In 2032 the ponies STILL won't get any TV money.
 
$110M renovation will be finished this summer. The stadium is fine and will not hold us back from competing
Will SMU redo the locker rooms in the stadium? SMU as far as I have seen is the only school that has lockers on the opposite side of the sidelines of the teams. It is not a good idea for teams to cross each other to get to the lockers.
 

HG73

Active Member
We'll see about FSU. Their board chairman was being so public about intending to do something, but maybe they were just bluffing. If they win the ACC every year, or alternate with Clemson, they should get an extra $10M+ than the others and at least close the revenue gap a bit. I'm thinking the Big Ten invite would come at their next TV rights window, which is 2030. At that point the ACC grant of rights has six years left and they can just negotiate a buyout. I don't see a mass panic and defections to the Big 12 happening any time before then. And even at that, who can predict what college football even looks like by 2030? I have no idea. I feel like we're in a better group; I'd much rather be where we are than where SMU is, but SMU is better placed now than they were last month. They had nothing to lose, except a bunch of football games.
And a couple hundred million dollars.
 

ECM

Active Member
Will SMU redo the locker rooms in the stadium? SMU as far as I have seen is the only school that has lockers on the opposite side of the sidelines of the teams.
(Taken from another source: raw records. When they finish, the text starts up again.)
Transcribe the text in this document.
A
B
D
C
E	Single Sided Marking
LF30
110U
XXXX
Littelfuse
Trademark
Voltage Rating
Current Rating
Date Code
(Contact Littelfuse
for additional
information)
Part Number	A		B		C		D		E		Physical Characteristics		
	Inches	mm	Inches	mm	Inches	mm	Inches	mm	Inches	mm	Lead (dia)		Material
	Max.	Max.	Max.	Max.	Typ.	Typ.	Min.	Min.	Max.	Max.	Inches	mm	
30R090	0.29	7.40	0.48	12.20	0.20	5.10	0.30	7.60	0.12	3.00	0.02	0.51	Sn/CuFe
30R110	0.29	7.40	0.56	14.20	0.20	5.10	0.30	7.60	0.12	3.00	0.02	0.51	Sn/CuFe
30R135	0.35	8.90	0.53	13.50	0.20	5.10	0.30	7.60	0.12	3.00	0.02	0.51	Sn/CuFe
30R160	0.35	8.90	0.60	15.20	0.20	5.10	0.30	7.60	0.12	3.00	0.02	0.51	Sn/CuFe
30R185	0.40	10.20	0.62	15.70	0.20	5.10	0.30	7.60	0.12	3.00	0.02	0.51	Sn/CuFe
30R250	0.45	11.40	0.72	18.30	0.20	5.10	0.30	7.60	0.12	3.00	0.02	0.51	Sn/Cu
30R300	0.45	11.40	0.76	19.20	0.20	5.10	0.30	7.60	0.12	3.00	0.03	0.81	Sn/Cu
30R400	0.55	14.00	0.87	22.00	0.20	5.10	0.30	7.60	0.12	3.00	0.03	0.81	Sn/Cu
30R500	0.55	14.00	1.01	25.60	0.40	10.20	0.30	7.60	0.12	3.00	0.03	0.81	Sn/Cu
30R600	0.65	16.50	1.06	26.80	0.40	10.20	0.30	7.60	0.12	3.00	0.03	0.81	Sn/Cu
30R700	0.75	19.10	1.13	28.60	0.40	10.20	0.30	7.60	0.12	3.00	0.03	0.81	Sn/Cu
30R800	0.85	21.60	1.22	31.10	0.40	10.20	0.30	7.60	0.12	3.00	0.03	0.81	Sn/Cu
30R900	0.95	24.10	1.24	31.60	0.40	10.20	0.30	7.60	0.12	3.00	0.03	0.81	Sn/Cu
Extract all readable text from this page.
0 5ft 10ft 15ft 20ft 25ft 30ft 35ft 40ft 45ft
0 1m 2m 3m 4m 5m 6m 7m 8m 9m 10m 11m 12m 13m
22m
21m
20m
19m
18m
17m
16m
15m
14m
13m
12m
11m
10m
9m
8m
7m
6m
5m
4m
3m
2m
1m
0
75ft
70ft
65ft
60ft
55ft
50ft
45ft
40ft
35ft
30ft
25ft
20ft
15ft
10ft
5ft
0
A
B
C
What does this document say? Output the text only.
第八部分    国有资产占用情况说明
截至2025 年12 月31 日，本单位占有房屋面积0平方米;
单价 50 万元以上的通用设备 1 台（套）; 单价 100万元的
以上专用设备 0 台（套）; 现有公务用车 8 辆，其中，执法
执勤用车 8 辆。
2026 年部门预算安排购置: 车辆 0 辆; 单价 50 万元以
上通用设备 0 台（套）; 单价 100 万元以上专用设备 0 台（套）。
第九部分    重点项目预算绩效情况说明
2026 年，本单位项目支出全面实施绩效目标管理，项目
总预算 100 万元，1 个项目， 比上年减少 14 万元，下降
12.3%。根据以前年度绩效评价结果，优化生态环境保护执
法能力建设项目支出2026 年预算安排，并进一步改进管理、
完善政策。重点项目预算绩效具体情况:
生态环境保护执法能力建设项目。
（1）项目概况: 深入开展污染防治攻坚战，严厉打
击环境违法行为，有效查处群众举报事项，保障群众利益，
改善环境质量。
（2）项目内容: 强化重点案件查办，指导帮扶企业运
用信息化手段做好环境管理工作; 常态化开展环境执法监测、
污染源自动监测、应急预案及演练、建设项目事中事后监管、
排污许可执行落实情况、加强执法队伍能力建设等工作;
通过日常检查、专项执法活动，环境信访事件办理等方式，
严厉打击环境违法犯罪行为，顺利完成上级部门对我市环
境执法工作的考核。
It is not a good idea for teams to cross each other to get to the lockers.
Yes. SMU locker room will be moved to the new endzone complex on the other end of the stadium.
 

bmoney214

OUCH!!!
Was over by smu's stadium tonight and noticed that they closed in the south endzone. After a little googling, they apparently have turned it into the Garry Weber Endzone Complex. No more grassy hill area out there.